(Barbados Nation) Neal & Massy Holdings LIMITED’S ongoing disastrous handling of its exit strategy from loss-making Almond Resorts Inc. raises questions in my mind as to why stakeholders and the general public were not informed, as long as a year ago, when the decision to divest its holdings in Almond Resorts was actually taken.
Instead, we have had the spectacle of the Neal & Massy chief executive officer (CEO) Gervase Warner turn up in Barbados to drop a “bombshell” on the poor workers of Almond Beach Village. They will be going home at monthend because no deal has yet been inked with a new buyer for the property, and there was no more money in the kitty to keep the place ticking over.
Is that really how Neal & Massy does business, when it knew it would be trying to sell off Almond up to a year ago?
Mr Warner, in his CEO report for the 2010 fiscal year, which would have been published early in 2011 (last year), told shareholders that while major efforts had been made to turn around loss-making subsidiaries, there had been “increased operational losses in the ARI (Almond Resorts Inc.) hotels”. As a result, “the ARI board will explore all options for restructuring and turning around the performance of the hotel group . . .”.
That exploration apparently turned up nothing because somewhere around the same time that the 2010 annual report appeared in print, the decision was taken to get out of Almond.
We learn this, ironically, not from Neal & Massy, but from Goddard Enterprises Ltd (GEL).
Noting the continuing losses of the Almond properties, GEL’s chief financial officer Natasha Small, writing in the 2011 annual report published early this year, told GEL shareholders that “a decision to divest was taken by the joint venture partners at the beginning of 2011 and BroadSpan Capital LLC of the United States of America was retained to seek out potential buyers.
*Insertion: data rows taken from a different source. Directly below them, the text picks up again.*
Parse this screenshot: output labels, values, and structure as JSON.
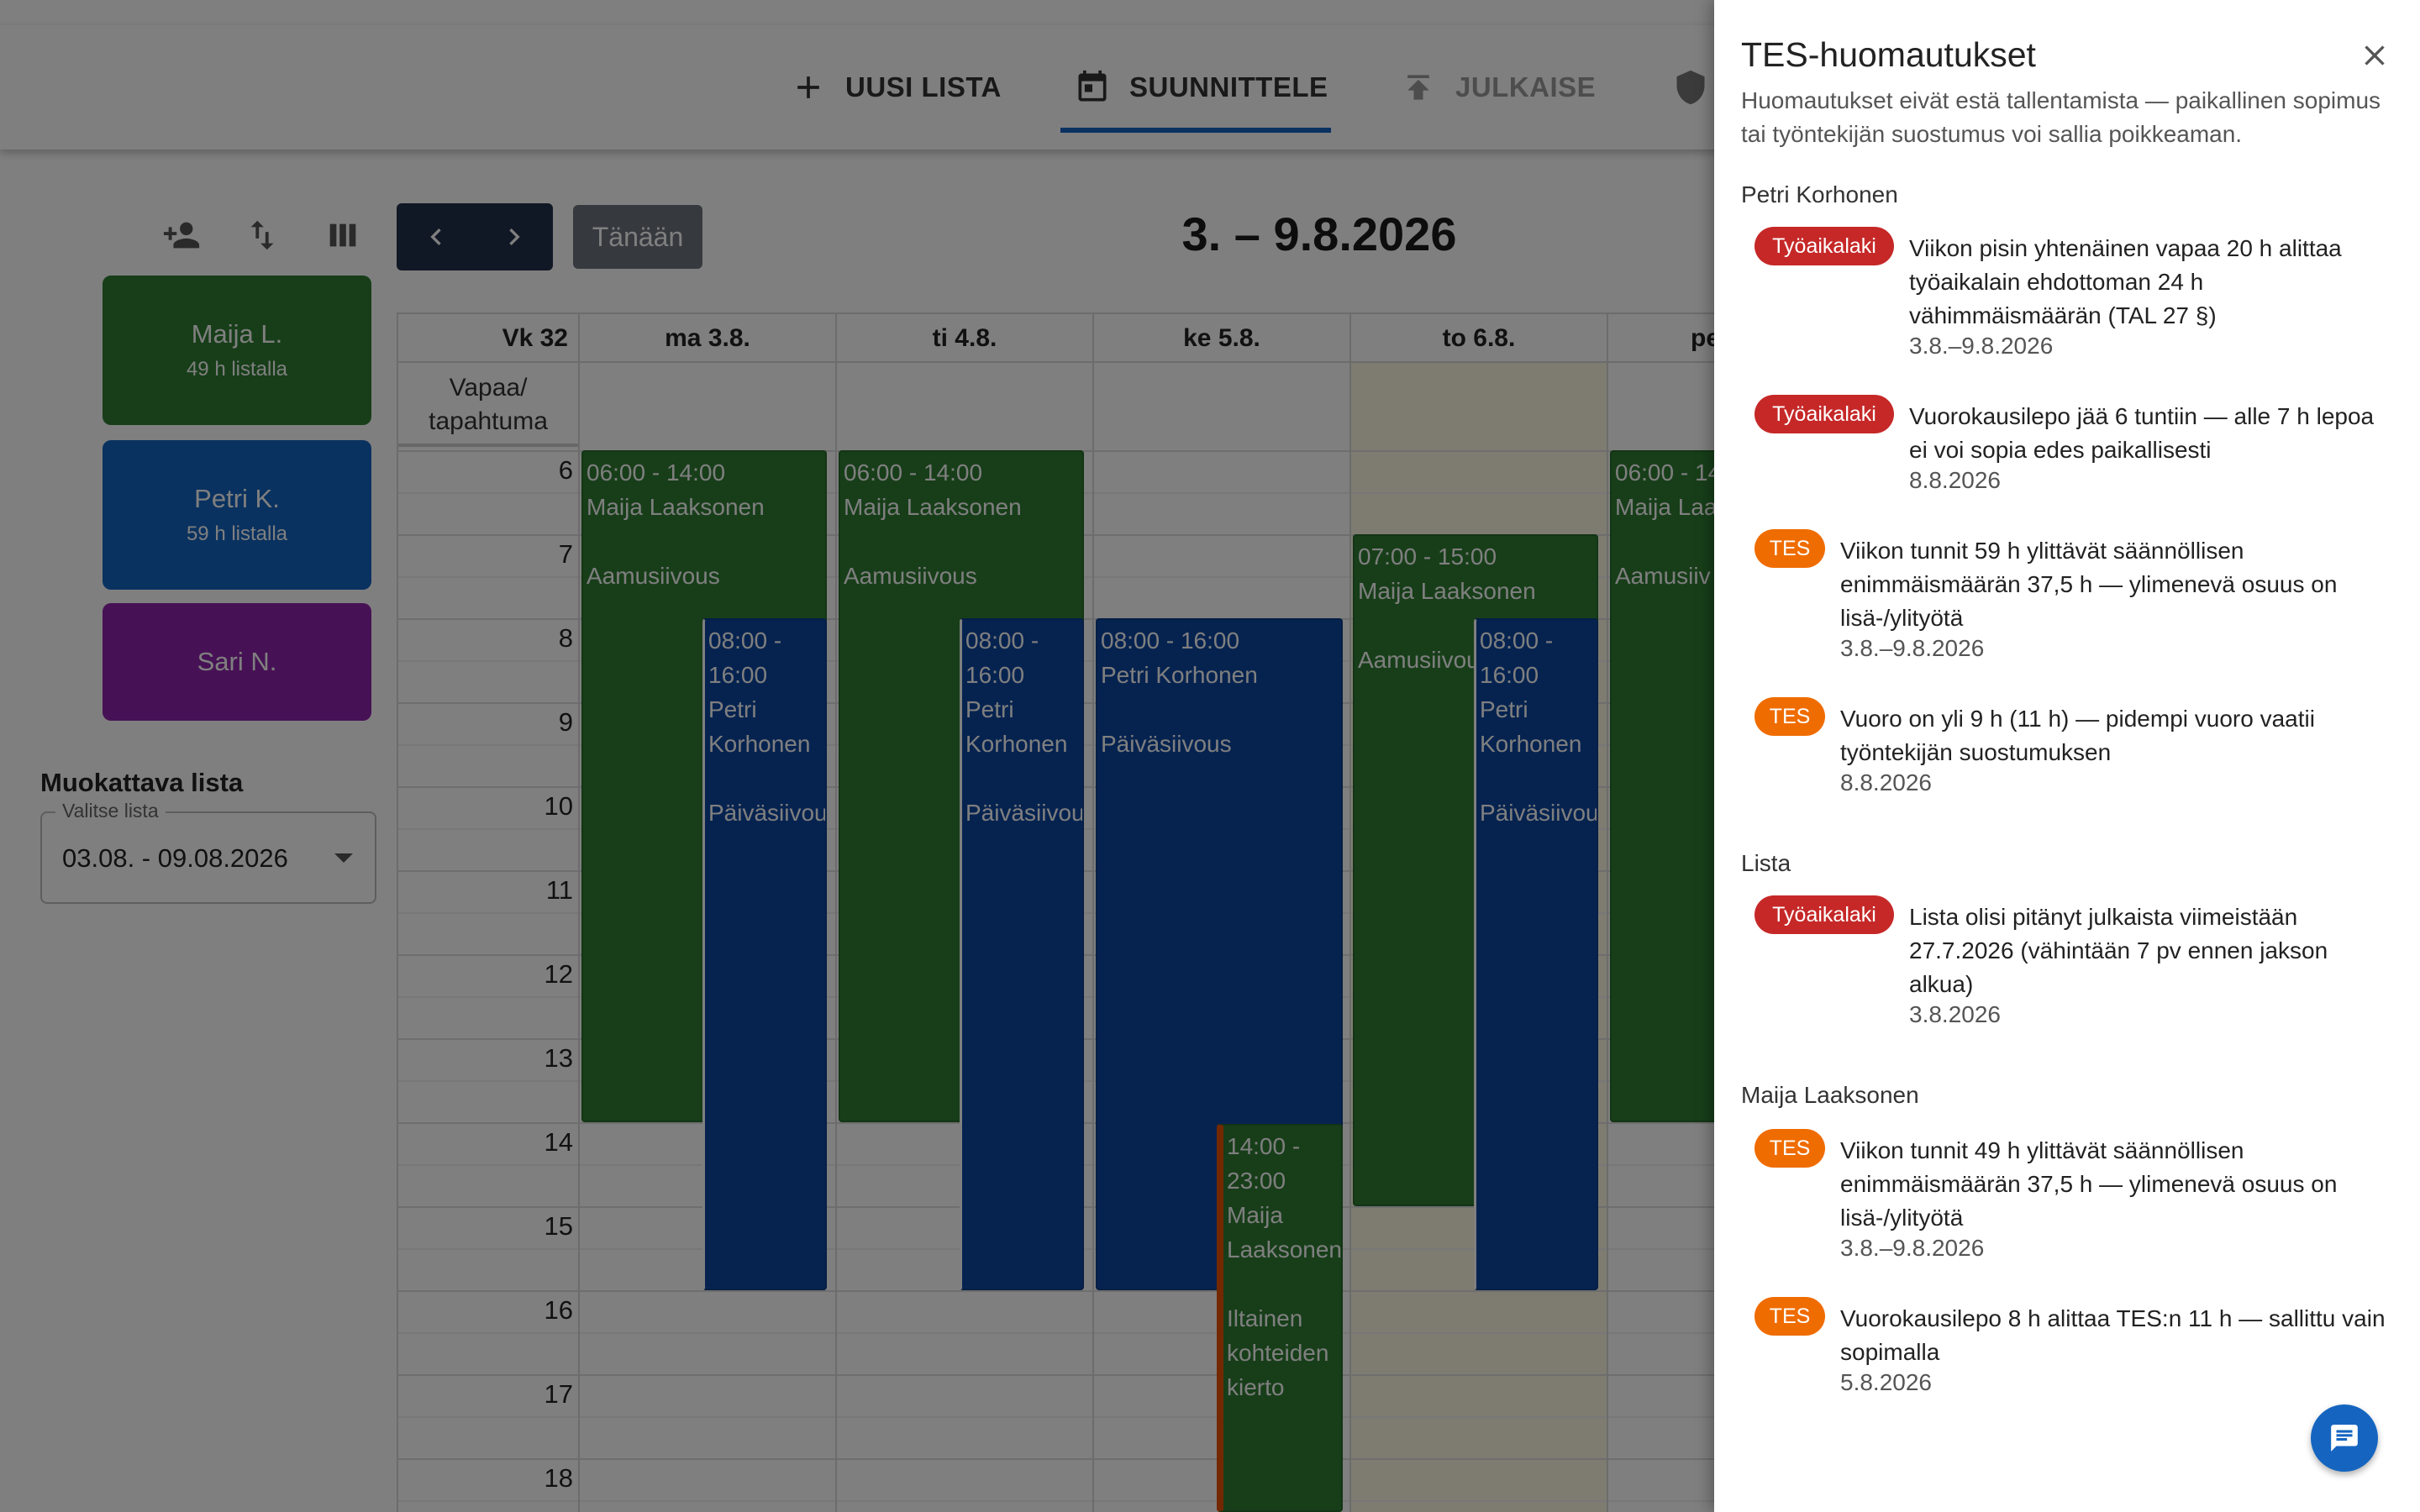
{
  "nav": {
    "new_list": "UUSI LISTA",
    "plan": "SUUNNITTELE",
    "publish": "JULKAISE"
  },
  "toolbar": {
    "today": "Tänään",
    "range_title": "3. – 9.8.2026"
  },
  "employees": [
    {
      "name": "Maija L.",
      "hours": "49 h listalla",
      "color": "#2e7d32"
    },
    {
      "name": "Petri K.",
      "hours": "59 h listalla",
      "color": "#1565c0"
    },
    {
      "name": "Sari N.",
      "hours": "",
      "color": "#8e24aa"
    }
  ],
  "list_select": {
    "label": "Muokattava lista",
    "legend": "Valitse lista",
    "value": "03.08. - 09.08.2026"
  },
  "calendar": {
    "week": "Vk 32",
    "days": [
      "ma 3.8.",
      "ti 4.8.",
      "ke 5.8.",
      "to 6.8.",
      "pe"
    ],
    "allday_label": "Vapaa/ tapahtuma",
    "hours": [
      "6",
      "7",
      "8",
      "9",
      "10",
      "11",
      "12",
      "13",
      "14",
      "15",
      "16",
      "17",
      "18"
    ],
    "events": {
      "mon_maija": {
        "time": "06:00 - 14:00",
        "name": "Maija Laaksonen",
        "type": "Aamusiivous"
      },
      "mon_petri": {
        "time": "08:00 - 16:00",
        "name": "Petri Korhonen",
        "type": "Päiväsiivous"
      },
      "tue_maija": {
        "time": "06:00 - 14:00",
        "name": "Maija Laaksonen",
        "type": "Aamusiivous"
      },
      "tue_petri": {
        "time": "08:00 - 16:00",
        "name": "Petri Korhonen",
        "type": "Päiväsiivous"
      },
      "wed_petri": {
        "time": "08:00 - 16:00",
        "name": "Petri Korhonen",
        "type": "Päiväsiivous"
      },
      "wed_maija": {
        "time": "14:00 - 23:00",
        "name": "Maija Laaksonen",
        "type": "Iltainen kohteiden kierto"
      },
      "thu_maija": {
        "time": "07:00 - 15:00",
        "name": "Maija Laaksonen",
        "type": "Aamusiivous"
      },
      "thu_petri": {
        "time": "08:00 - 16:00",
        "name": "Petri Korhonen",
        "type": "Päiväsiivous"
      },
      "fri_maija": {
        "time": "06:00 - 14",
        "name": "Maija Laa",
        "type": "Aamusiiv"
      }
    }
  },
  "drawer": {
    "title": "TES-huomautukset",
    "subtitle": "Huomautukset eivät estä tallentamista — paikallinen sopimus tai työntekijän suostumus voi sallia poikkeaman.",
    "sections": [
      {
        "label": "Petri Korhonen",
        "notes": [
          {
            "badge": "Työaikalaki",
            "text": "Viikon pisin yhtenäinen vapaa 20 h alittaa työaikalain ehdottoman 24 h vähimmäismäärän (TAL 27 §)",
            "date": "3.8.–9.8.2026"
          },
          {
            "badge": "Työaikalaki",
            "text": "Vuorokausilepo jää 6 tuntiin — alle 7 h lepoa ei voi sopia edes paikallisesti",
            "date": "8.8.2026"
          },
          {
            "badge": "TES",
            "text": "Viikon tunnit 59 h ylittävät säännöllisen enimmäismäärän 37,5 h — ylimenevä osuus on lisä-/ylityötä",
            "date": "3.8.–9.8.2026"
          },
          {
            "badge": "TES",
            "text": "Vuoro on yli 9 h (11 h) — pidempi vuoro vaatii työntekijän suostumuksen",
            "date": "8.8.2026"
          }
        ]
      },
      {
        "label": "Lista",
        "notes": [
          {
            "badge": "Työaikalaki",
            "text": "Lista olisi pitänyt julkaista viimeistään 27.7.2026 (vähintään 7 pv ennen jakson alkua)",
            "date": "3.8.2026"
          }
        ]
      },
      {
        "label": "Maija Laaksonen",
        "notes": [
          {
            "badge": "TES",
            "text": "Viikon tunnit 49 h ylittävät säännöllisen enimmäismäärän 37,5 h — ylimenevä osuus on lisä-/ylityötä",
            "date": "3.8.–9.8.2026"
          },
          {
            "badge": "TES",
            "text": "Vuorokausilepo 8 h alittaa TES:n 11 h — sallittu vain sopimalla",
            "date": "5.8.2026"
          }
        ]
      }
    ]
  },
  "colors": {
    "law_badge": "#c62828",
    "tes_badge": "#ef6c00",
    "accent": "#1565c0",
    "shift_green": "#2e7d32",
    "shift_blue": "#0d47a1"
  }
}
This process of divestment is ongoing”.
Getting control of Almond Resorts Inc. was not the reason why Neal & Massy Holdings, having failed in its initial quest to merge with Barbados Shipping & Trading Co. Ltd (BS&T) in May 2007, bared its war chest and went into a full-scale battle with AMCL Holdings Inc. in a takeover bid, which Neal & Massy eventually won.
The goal was to achieve ever larger growth through acquisition. But as a sidebar, the takeover of BS&T gave Neal & Massy a 52 per cent controlling interest in Almond.
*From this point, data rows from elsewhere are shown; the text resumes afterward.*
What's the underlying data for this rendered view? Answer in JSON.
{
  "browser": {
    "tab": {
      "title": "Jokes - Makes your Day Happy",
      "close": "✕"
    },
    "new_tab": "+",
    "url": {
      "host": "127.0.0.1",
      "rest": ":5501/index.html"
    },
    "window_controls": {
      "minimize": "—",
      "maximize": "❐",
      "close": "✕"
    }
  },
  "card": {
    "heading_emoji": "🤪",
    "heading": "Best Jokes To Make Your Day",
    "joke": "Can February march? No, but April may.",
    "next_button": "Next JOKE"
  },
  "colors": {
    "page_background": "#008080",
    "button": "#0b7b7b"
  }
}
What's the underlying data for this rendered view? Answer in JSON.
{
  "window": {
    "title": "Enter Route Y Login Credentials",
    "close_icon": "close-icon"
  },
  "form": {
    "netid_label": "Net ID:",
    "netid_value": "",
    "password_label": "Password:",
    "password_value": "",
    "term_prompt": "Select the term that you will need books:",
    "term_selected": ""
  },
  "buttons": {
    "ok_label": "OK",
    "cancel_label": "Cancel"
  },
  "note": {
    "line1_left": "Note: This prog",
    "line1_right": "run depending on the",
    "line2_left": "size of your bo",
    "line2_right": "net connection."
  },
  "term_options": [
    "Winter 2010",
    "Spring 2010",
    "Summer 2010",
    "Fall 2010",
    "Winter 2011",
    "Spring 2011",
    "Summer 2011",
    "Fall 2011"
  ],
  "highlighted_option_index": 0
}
Neal & Massy should therefore have confessed, as soon as it found itself with a majority stake in ARI, that it was really an old-fashioned Caribbean conglomerate with no experience whatsoever in tourism and that it would seek an international partner to either joint venture with it and Goddard Enterprises (which had teamed up with BS&T before the takeover to acquire Casuarina in Barbados and Morgan Bay in St Lucia) in turning around Almond or even selling it off entirely.
Neal & Massy CEO Warner told THE NATION in a story appearing last Friday that Almond needed upwards of $40 million to refurbish the sprawling 31-acre Beach Village. But, he said, “not having that hotel experience . . . for us to see a further path in tourism did not get past our board of directors”.
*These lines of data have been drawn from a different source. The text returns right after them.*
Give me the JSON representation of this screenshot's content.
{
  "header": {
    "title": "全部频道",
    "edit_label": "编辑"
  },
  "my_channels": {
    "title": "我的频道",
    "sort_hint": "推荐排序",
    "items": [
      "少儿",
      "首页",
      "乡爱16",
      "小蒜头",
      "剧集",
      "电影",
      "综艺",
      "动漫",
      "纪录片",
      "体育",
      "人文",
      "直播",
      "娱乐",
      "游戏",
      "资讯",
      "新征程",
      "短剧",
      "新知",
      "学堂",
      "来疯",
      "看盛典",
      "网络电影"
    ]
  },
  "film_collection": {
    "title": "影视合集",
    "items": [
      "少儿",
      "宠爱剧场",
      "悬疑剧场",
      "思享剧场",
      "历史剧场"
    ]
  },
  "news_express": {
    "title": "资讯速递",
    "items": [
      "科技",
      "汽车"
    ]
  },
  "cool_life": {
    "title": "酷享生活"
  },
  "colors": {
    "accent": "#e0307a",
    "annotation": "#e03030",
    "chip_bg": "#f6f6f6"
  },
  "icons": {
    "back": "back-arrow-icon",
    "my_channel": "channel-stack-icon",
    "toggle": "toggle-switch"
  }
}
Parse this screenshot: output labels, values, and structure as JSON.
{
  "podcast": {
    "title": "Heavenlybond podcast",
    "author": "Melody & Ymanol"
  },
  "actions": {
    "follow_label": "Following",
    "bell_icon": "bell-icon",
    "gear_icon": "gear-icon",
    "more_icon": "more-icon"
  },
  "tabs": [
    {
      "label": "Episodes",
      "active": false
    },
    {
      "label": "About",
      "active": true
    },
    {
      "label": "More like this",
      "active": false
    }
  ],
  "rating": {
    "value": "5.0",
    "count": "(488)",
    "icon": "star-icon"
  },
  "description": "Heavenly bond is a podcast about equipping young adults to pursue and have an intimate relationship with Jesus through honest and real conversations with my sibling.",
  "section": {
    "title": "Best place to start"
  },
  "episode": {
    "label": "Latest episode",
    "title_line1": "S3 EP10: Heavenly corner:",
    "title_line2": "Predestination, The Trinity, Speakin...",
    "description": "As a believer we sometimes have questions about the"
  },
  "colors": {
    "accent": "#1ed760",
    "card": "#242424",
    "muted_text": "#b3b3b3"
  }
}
And when was that decision taken? Last month? Late last year? No, my friends, 12 long months ago, according to the GEL annual report.
The workers at Almond Beach Village and their families will suffer the consequences of Neal & Massy’s failure to turn around ARI. Barbados’ economy, already in dire straits, will take another hit, ironically from the company it facilitated and encouraged every step of the way in its quest to own BS&T. But Neal & Massy sees a rosy future for itself.
Or so it has told its shareholders.
‘Underperforming’ company In its 2011 annual report, Paula Rajkumarsingh, executive vice-president and chief financial officer, dismissed Almond as one of “a few underperforming companies” which “have negatively impacted the group’s results in the last two years, with total losses to shareholders of TT$500 million”.
The Neal & Massy board therefore decided, she wrote, “to reduce our direct exposure to this industry”. The investments in Almond Resorts were “restructured”, resulting in “an impairment loss to our shareholders of TT$270 million”. However, putting Almond into the Discontinued Operations category and making it available for sale “has strengthened our gearing ratio, net current asset position and our current ratio”.
So, thankfully, the Trinidad and Tobago group, which five years ago more than doubled its annual interest payments in order to swallow BS&T, and along the way acquired an outside child from an alien culture (tourism) that it did not know how to nurture, will no longer have to worry about it.
Others will go to the trouble of earning the foreign exchange the Barbados economy needs from tourism in order to survive, while the Neal & Massy group’s operations here will just apply to the Central Bank for the same foreign exchange to import all the goods it sells locally, but not helping to put a penny in the pot.
I am confident that Barbados will recover from the “exit wounds” being inflicted on it by this regional group. But I am not sure if Neal & Massy will recover from the damage it is doing to itself by its terrible handling of the situation. Exit wounds may heal, but their scars run deep.
Pat Hoyos is a publisher and business writer.